I know this is a long shot but here in the next month or so im going to build a bay pen. NOT A CATCH PEN!! for any anti's that may be reading this, its perfectly legal and there will be no hogs harmed in this controlled enclosure. Anyway. I'm going to build it. But i thought I'd ask if anybody wanted to go in on it for rights to use it. I have 15 acres. But im not going to fence in all of it because i have cows on it. But i do have several nice spots in mind. I would handle permits through the dept of agriculture and all that. If anybody's interested shoot me a pm, reply on here or call/text 706-424-0838 thanks for reading and happy hunting !! Also i am in carnesville Ga.


----------



## barberboys (Apr 3, 2015)

Good luck on the pen I am sure u done ur research but the state of ga is a hard place to open a legal pen weather it be a stright bay pen and there will never be another catch pen this tridition is dieing fast and seem there nothing we can do to stop it


----------



## riverbank (Apr 4, 2015)

Thanks, im not talking about a big bay pen with paying customers or anything like that. Im just talking about something for personal use. Pup training, non gritty dog working and stuff like that. Ive already talked with the department of agriculture and I'm working on the permits now. Its pretty easy. And free. Are you talking about it being hard to get permission for something big.

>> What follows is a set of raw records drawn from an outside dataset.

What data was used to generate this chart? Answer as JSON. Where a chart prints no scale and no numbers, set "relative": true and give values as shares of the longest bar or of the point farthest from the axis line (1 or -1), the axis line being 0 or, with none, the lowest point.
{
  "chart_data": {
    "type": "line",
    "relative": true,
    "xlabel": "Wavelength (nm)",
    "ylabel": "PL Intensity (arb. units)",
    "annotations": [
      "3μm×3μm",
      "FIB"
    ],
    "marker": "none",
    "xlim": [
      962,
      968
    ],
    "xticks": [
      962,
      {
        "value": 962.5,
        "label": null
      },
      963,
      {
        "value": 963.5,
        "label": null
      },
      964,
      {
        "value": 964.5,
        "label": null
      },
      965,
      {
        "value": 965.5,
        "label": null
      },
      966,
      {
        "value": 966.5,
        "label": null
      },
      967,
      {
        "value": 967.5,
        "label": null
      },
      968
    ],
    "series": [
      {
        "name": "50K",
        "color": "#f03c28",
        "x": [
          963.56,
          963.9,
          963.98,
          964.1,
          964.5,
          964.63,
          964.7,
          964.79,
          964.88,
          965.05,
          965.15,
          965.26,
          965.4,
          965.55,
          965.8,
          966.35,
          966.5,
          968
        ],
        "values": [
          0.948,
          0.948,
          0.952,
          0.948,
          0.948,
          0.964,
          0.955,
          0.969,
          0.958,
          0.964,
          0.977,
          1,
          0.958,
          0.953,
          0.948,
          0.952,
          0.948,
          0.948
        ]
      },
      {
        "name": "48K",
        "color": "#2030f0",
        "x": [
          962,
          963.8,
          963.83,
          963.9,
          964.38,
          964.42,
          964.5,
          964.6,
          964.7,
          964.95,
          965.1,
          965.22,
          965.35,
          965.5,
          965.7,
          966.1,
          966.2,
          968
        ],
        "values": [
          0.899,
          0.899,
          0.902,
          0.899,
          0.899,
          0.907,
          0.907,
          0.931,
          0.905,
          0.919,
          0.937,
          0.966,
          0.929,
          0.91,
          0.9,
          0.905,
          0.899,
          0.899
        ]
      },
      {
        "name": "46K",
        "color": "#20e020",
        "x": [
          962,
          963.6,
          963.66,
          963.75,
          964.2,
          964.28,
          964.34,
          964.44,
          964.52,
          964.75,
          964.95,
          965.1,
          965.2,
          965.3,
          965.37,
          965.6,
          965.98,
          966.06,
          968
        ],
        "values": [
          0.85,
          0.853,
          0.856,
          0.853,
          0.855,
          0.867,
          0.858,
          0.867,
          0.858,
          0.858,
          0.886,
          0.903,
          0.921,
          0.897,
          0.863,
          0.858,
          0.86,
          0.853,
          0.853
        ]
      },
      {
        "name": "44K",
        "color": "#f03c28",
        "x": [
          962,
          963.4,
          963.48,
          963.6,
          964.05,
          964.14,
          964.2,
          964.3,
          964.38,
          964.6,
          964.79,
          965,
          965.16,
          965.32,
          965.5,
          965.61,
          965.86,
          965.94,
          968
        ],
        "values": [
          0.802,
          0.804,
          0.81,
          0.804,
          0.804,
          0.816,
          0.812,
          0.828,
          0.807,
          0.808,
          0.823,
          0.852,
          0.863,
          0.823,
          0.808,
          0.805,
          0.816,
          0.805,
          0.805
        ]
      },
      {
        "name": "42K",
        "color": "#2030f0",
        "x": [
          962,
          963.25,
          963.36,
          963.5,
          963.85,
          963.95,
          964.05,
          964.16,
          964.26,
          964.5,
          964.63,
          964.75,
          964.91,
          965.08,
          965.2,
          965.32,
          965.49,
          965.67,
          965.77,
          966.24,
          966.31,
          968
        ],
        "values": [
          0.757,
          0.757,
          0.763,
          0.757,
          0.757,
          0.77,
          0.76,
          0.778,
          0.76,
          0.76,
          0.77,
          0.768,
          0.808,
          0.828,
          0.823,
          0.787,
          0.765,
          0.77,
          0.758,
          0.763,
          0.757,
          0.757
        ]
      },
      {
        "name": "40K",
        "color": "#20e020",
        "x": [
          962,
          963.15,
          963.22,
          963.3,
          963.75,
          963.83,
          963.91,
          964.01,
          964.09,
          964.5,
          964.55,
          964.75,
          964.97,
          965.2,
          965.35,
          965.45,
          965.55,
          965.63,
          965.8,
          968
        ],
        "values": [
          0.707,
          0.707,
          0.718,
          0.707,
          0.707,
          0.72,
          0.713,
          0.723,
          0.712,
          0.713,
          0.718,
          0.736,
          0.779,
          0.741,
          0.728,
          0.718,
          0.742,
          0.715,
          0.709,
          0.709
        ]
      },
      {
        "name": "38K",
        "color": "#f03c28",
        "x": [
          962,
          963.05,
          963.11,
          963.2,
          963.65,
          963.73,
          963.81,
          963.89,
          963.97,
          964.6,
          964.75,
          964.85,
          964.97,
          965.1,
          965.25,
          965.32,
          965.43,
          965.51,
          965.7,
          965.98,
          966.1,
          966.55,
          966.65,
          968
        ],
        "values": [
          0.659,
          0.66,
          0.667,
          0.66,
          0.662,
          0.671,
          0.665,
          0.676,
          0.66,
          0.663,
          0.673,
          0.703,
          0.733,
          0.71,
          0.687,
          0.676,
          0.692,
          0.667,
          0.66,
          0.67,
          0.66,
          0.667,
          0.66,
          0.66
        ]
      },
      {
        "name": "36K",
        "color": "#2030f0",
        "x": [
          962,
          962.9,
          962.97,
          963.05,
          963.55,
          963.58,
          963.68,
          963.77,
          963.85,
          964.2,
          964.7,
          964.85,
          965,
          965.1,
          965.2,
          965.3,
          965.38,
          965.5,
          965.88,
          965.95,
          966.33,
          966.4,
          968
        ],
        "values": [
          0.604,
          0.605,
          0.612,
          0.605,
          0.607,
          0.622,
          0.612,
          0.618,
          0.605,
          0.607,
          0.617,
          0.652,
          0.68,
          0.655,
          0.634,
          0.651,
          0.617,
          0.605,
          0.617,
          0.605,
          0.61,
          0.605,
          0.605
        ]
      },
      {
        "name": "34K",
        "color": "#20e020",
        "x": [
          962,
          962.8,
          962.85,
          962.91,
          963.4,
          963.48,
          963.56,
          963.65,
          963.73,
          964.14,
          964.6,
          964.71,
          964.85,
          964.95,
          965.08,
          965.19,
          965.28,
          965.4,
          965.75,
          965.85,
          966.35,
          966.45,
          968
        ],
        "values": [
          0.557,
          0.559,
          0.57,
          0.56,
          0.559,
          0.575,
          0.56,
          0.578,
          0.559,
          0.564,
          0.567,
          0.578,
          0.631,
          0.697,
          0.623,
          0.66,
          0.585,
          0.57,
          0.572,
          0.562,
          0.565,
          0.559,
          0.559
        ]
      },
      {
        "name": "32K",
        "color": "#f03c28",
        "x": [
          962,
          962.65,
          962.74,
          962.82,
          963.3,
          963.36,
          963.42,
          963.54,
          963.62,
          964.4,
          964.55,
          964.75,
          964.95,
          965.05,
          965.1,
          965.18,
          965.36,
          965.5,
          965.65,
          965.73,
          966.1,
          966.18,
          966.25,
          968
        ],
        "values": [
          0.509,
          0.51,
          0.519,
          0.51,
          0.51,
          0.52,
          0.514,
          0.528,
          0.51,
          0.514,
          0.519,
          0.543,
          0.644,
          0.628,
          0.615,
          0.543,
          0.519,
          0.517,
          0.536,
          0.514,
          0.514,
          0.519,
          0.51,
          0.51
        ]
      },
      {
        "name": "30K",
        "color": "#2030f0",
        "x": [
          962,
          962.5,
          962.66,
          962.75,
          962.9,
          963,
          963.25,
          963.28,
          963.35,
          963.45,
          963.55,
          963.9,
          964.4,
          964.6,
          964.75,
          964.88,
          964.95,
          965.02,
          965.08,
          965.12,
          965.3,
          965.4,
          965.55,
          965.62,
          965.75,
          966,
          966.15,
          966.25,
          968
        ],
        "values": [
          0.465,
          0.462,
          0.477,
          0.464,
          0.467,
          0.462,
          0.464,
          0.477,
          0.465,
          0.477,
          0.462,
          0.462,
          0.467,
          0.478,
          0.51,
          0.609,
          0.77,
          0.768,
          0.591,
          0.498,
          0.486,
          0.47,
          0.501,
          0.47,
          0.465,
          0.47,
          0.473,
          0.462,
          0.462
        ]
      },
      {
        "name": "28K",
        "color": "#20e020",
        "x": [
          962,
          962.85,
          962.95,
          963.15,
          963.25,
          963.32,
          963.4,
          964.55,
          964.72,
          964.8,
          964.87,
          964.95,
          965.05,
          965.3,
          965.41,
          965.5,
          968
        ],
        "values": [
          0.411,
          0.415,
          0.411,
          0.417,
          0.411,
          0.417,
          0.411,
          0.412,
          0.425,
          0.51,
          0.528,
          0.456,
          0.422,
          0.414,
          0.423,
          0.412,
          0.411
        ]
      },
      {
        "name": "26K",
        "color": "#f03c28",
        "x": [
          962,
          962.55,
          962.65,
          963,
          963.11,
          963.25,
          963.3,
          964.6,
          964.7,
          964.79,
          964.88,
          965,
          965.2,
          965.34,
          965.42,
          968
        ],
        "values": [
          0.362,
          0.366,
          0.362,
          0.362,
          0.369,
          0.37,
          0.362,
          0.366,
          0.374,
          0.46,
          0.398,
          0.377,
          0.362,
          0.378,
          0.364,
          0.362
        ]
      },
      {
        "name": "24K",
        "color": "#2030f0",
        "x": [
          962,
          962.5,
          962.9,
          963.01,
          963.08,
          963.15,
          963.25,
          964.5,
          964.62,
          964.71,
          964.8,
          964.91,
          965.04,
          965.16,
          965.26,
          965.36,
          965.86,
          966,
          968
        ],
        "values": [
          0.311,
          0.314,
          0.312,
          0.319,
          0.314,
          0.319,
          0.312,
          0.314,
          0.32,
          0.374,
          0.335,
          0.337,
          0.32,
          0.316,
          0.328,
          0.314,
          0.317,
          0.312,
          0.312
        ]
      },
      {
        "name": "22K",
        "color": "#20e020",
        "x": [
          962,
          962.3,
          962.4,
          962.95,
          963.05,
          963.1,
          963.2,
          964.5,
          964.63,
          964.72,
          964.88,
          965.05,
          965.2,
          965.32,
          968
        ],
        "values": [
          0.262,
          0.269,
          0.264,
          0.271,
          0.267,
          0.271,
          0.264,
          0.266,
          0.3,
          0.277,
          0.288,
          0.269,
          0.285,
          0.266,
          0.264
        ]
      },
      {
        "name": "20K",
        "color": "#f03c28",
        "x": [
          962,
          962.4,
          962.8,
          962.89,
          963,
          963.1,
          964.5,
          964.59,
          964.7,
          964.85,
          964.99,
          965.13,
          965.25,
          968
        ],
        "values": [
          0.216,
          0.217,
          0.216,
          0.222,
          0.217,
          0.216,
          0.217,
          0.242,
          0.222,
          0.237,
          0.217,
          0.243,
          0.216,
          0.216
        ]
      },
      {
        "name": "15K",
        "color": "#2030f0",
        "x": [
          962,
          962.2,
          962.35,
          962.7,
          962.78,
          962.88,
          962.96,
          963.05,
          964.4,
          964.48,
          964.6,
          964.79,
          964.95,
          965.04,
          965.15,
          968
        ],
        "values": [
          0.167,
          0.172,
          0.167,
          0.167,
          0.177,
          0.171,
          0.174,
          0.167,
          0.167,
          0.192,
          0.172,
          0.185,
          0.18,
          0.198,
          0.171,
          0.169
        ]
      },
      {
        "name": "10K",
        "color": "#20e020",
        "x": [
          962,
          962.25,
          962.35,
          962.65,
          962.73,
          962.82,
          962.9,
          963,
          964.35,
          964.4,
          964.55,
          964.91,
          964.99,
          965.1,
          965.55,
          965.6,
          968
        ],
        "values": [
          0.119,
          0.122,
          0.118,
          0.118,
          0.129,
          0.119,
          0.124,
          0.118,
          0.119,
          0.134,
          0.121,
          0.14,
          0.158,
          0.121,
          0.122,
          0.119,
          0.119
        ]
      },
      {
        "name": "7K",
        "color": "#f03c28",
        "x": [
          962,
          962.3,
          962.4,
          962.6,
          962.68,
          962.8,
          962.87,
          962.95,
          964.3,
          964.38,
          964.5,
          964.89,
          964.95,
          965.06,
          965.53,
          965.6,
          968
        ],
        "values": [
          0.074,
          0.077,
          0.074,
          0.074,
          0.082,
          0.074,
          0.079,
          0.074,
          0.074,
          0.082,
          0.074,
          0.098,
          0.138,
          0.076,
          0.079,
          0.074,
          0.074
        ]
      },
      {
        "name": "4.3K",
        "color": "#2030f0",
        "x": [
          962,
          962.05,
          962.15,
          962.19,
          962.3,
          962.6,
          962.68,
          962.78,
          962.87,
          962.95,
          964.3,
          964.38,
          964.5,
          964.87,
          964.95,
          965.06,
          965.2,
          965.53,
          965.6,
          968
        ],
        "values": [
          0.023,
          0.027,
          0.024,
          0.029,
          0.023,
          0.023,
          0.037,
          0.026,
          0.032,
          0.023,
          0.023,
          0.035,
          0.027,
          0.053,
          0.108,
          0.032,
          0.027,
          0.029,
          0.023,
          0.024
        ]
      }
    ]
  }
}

Or something like im talking about ?


----------



## jknight (Apr 4, 2015)

Pups that's not going to make hog dogs will be easy to get back out of pen, but pups that like it and soon gets good and the hog cant lose them then its not fun any more, after hours of trying to catch the dogs, when you get close the hogs breaks and your off again,


----------



## riverbank (Apr 4, 2015)

I heard that jknight. I'd like to have or have access to a pen like that. Heck i'd pay somebody to use a woods pen. But honestly im just considering building a smaller pen. With a separate holding pen (safe area) for the hog. Kind of like at the bay trials where the hog wants to go back in there and the door will drop down before the dog goes in behind him. Thats what i have in mind anyway. I use to have access to a big pen close by but the fella had some family problems and stopped doing it.


----------



## cornboy (Apr 4, 2015)

If it is going to only be used for baydog practice keep in mind that it doesn't have to be very big .


----------